Оглянувшись, я вдруг понял, что Гануш исчез. Я больше не чувствовал висками его присутствия. По кораблю эхом разносился скрежет, как наждаком по металлу. Я прислушался, пытаясь определить источник, но казалось, безжалостный грохот звучит отовсюду. Скорость корабля быстро увеличивалась. Похоже, ядро было уже слишком близко. Твердое, как камень. Непроницаемое.
Надо мной замигали светильники, а вместе с ними и Панель. Мои плечи обдал поток холодного воздуха.
– Что-то странное с твоим источником питания, – сказал Петр.
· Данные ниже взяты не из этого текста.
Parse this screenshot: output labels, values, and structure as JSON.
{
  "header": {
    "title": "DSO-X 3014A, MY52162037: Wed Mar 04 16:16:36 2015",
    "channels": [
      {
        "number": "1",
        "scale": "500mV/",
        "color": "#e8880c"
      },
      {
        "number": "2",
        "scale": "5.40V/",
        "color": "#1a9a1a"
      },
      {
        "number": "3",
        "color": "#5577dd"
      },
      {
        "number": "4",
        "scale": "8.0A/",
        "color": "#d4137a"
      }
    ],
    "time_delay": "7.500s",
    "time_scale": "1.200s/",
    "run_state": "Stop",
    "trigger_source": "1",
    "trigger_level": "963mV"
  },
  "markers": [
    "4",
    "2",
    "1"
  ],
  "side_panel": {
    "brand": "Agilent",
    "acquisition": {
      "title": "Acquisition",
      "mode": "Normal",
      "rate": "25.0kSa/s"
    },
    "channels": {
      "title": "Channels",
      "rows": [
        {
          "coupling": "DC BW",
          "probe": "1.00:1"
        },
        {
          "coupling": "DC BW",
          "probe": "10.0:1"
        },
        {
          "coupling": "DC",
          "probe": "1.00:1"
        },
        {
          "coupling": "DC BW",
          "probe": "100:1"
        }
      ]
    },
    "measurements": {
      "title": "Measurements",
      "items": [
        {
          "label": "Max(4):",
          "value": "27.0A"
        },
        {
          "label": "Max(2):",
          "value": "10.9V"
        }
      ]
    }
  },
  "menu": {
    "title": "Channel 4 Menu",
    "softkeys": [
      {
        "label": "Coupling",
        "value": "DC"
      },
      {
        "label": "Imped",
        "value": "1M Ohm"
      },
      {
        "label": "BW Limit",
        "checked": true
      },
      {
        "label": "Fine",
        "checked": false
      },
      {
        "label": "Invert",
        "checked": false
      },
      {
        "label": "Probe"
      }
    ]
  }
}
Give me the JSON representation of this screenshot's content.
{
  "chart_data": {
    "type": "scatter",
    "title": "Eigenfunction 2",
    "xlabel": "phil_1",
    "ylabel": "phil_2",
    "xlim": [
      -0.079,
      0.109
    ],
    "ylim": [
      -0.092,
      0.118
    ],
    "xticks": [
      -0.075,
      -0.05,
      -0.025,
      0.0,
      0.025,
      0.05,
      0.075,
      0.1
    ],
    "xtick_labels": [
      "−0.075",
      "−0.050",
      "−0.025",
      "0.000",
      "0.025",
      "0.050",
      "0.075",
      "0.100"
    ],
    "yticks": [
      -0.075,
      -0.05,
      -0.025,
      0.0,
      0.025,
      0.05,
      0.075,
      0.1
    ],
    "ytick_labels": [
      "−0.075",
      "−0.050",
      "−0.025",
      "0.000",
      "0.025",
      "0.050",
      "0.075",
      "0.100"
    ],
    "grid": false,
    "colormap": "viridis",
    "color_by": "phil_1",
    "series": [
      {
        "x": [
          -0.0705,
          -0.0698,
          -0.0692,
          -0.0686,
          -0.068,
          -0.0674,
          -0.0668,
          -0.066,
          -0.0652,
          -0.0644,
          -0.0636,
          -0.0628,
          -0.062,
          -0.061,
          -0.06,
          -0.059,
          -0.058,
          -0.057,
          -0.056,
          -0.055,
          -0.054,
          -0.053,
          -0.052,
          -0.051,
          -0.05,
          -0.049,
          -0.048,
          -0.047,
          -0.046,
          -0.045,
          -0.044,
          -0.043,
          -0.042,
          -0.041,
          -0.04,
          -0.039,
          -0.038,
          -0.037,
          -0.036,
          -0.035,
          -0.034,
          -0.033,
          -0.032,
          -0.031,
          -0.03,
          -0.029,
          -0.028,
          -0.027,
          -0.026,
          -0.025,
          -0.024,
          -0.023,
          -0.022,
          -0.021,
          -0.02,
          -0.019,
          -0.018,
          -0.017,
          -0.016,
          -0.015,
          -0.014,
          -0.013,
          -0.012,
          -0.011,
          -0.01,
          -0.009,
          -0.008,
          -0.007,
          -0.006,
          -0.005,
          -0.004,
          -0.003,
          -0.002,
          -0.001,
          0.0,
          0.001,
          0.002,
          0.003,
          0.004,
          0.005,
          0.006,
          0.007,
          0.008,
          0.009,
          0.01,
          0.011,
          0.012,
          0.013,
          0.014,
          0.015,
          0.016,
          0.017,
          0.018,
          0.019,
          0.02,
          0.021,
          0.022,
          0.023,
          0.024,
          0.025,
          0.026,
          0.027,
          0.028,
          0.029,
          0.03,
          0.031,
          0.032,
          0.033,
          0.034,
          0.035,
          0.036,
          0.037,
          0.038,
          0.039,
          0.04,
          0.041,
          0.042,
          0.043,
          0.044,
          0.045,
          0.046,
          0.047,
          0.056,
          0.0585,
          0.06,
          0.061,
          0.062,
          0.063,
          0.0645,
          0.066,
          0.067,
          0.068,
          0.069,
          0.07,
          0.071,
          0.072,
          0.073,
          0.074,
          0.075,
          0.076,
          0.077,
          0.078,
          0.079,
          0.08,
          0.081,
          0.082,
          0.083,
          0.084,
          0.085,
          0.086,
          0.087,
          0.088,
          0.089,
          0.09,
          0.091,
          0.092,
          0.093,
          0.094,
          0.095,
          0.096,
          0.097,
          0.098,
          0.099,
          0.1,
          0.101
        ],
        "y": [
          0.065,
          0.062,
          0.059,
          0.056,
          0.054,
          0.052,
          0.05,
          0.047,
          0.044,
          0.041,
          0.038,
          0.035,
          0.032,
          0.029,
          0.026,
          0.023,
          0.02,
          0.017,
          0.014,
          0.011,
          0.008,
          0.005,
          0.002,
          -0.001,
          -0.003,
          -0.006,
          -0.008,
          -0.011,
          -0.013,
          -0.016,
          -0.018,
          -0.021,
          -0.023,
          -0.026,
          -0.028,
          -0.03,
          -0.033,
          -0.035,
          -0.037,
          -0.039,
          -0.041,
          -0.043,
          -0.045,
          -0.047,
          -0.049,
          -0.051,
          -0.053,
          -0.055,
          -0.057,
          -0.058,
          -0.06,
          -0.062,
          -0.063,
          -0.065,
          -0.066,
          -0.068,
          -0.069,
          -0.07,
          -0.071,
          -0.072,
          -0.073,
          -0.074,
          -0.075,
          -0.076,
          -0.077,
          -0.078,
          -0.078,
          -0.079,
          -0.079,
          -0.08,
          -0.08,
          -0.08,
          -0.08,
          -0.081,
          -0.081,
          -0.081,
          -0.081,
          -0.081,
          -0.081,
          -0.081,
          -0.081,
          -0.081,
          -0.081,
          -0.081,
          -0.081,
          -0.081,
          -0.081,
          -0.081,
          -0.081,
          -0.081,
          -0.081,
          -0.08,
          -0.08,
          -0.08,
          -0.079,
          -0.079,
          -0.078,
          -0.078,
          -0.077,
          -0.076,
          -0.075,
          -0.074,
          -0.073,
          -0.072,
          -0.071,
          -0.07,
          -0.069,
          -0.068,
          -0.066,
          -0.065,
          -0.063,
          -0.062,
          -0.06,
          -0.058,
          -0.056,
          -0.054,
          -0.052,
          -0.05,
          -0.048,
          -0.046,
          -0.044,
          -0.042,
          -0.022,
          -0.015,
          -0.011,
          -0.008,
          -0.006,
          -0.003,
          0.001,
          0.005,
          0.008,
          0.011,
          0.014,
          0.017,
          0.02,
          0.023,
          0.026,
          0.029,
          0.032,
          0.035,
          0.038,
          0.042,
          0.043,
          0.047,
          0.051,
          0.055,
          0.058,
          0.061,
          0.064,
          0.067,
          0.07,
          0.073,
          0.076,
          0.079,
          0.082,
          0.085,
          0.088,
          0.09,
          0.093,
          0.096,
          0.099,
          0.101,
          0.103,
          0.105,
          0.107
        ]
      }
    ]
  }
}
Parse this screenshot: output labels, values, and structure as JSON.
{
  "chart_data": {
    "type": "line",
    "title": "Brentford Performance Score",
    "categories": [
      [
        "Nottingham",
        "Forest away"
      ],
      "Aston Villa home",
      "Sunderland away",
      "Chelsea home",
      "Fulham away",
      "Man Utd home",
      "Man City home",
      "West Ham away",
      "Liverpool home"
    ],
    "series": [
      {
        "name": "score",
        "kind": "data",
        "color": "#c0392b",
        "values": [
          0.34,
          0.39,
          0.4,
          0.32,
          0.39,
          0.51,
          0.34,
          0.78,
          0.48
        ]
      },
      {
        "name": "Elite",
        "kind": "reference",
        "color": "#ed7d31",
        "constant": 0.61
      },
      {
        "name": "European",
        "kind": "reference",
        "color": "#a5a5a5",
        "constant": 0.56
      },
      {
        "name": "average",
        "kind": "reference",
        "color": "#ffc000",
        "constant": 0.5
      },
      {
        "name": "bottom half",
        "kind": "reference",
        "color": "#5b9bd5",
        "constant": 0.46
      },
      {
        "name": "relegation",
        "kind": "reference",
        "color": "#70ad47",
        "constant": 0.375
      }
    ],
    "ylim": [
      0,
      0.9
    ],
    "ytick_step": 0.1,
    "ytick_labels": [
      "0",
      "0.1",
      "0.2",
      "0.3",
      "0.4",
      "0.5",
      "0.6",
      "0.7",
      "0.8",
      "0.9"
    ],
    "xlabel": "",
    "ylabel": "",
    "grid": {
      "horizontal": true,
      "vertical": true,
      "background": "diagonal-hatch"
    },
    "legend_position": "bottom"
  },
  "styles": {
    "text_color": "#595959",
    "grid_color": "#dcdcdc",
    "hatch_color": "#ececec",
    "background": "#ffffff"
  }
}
Скрежет сменился непрерывным шипением. Свет мигал с более продолжительными интервалами. Корабль теперь не просто дрожал – его трясло и швыряло взад и вперед, а лиловая пыль, шаркавшая об иллюминаторы, стала такой густой, что я больше не видел Венеру.
– Скорость растет, – сказал Петр, голос у него дрогнул.
Он подергал себя за бороду, выдрав несколько волосков.
На лице стоявшего с ним рядом сенатора Тумы застыла бессмысленная улыбка, а бокал с шампанским теперь опустел. Все, разинув рты, таращились на экраны.
Надо мной разрывались светильники, крошечные осколки звякали о защитный пластик, не дававший им расплываться по всей каюте. Загорелись синие аварийные лампы, запитанные от запасного генератора, отделенного от цепи, тот же генератор включил Панель. Нежная музыка «Русалки» сменилась резким аварийным звоном. Я сосредоточился на мыслях о Гануше, надеясь, что он вернется.